Additionally, due to the wide range of applications for this new technology, there is a lack of uniformity of standards within the industry and uncertainty as to exactly what the regulatory agencies will require. Approval of the first product from this new technology is greatly awaited as a proof of principle for transgenic recombinant product production. Currently BTC Therapeutics submitted an MAA to the EMEA and the product, a recombinant form of human antithrombin ATryn® produced by transgenic rabbits, is under the evaluation for marketed authorization in Europe (cf. 6.86). The next step will be the revision of the specific guidance documents in the US and EU to support the clinical development and the market launch of TMPs. In the EU the specific guideline revision is pending for two years on the workplan of the EMEA.

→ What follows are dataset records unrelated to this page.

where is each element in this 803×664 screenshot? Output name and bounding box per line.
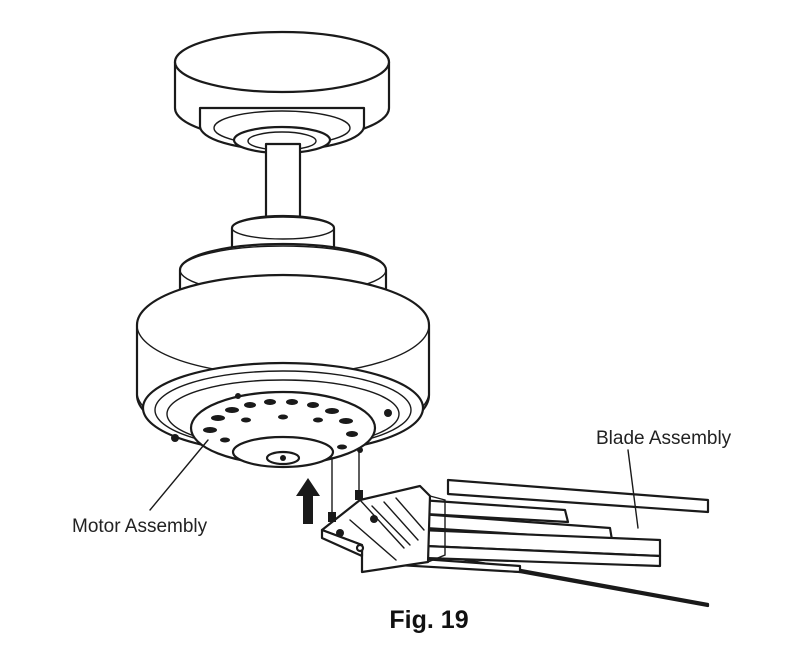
blade-assembly-drawing	[320, 478, 710, 608]
blade-assembly-leader	[627, 449, 639, 529]
motor-assembly-leader	[149, 439, 209, 511]
motor-assembly-label: Motor Assembly	[72, 516, 208, 537]
up-arrow-icon	[296, 478, 320, 524]
vent-slots	[203, 399, 358, 450]
ceiling-canopy	[173, 30, 391, 155]
motor-housing	[135, 214, 431, 469]
alignment-lines	[331, 449, 360, 513]
blade-assembly-label: Blade Assembly	[596, 428, 732, 449]
figure-caption: Fig. 19	[389, 606, 468, 634]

However, what is clear, as evidenced by the number of companies with regulatory and clinical milestone achievements, is that moving a transgenic product through both the FDA and European approval process is possible. Medicinal products containing biological active substances manufactured using transgenic animals are clearly covered under the term "biotechnological" as defined in the Annex to Council Regulation (EC) 726/2004. TMPs are therefore subject to the centralised procedure described in this Regulation. Most of the TMPs were developed as alternative methods for protein or biological production. Therefore these products will be new biological entities (NBE) or claimed as "biogenerics". As "biogenerics" they can not be filled as traditional "well established use" products according the Art 10(1)a(iii) of Directive 2003/63/EC amending Directive 2001/83/EC. The new term "similar biological medicinal products" should be used for TMPs and according to that an appropriate non-clinical and clinical program should be provided for the MAA ((Directive 2003/63/EC part 2 number 4). As in the case of an innovator product the applicant is forced to conduct a clinical trial development program. So far, not a single "biogeneric" has been submitted for approval in the EU but the industry expects it for the near future (cf. 6.60). In the US the FDA prepared currently a guidance document for "follow-on" (biogenerics) biologicals under the FD&C Act Section 505 (cf. 6.67). These indicated that both great ICH areas are preparing the field for "biogenerics" in the future. Indirectly TMPs are included, if there were produced as alternative to marketed products (cf. 6.59).The number of transgenic drugs in the pipelines is increasing and thereafter, one can potentially expect to see a number of TMPs approved through the centralized procedure in the EU and/or approved by the FDA for the market launch in the upcoming years. In addition the growing experience of the agencies will also help to clarify the regulatory framework and increasing confidence in the new technology will make future supportive financial investment more probably.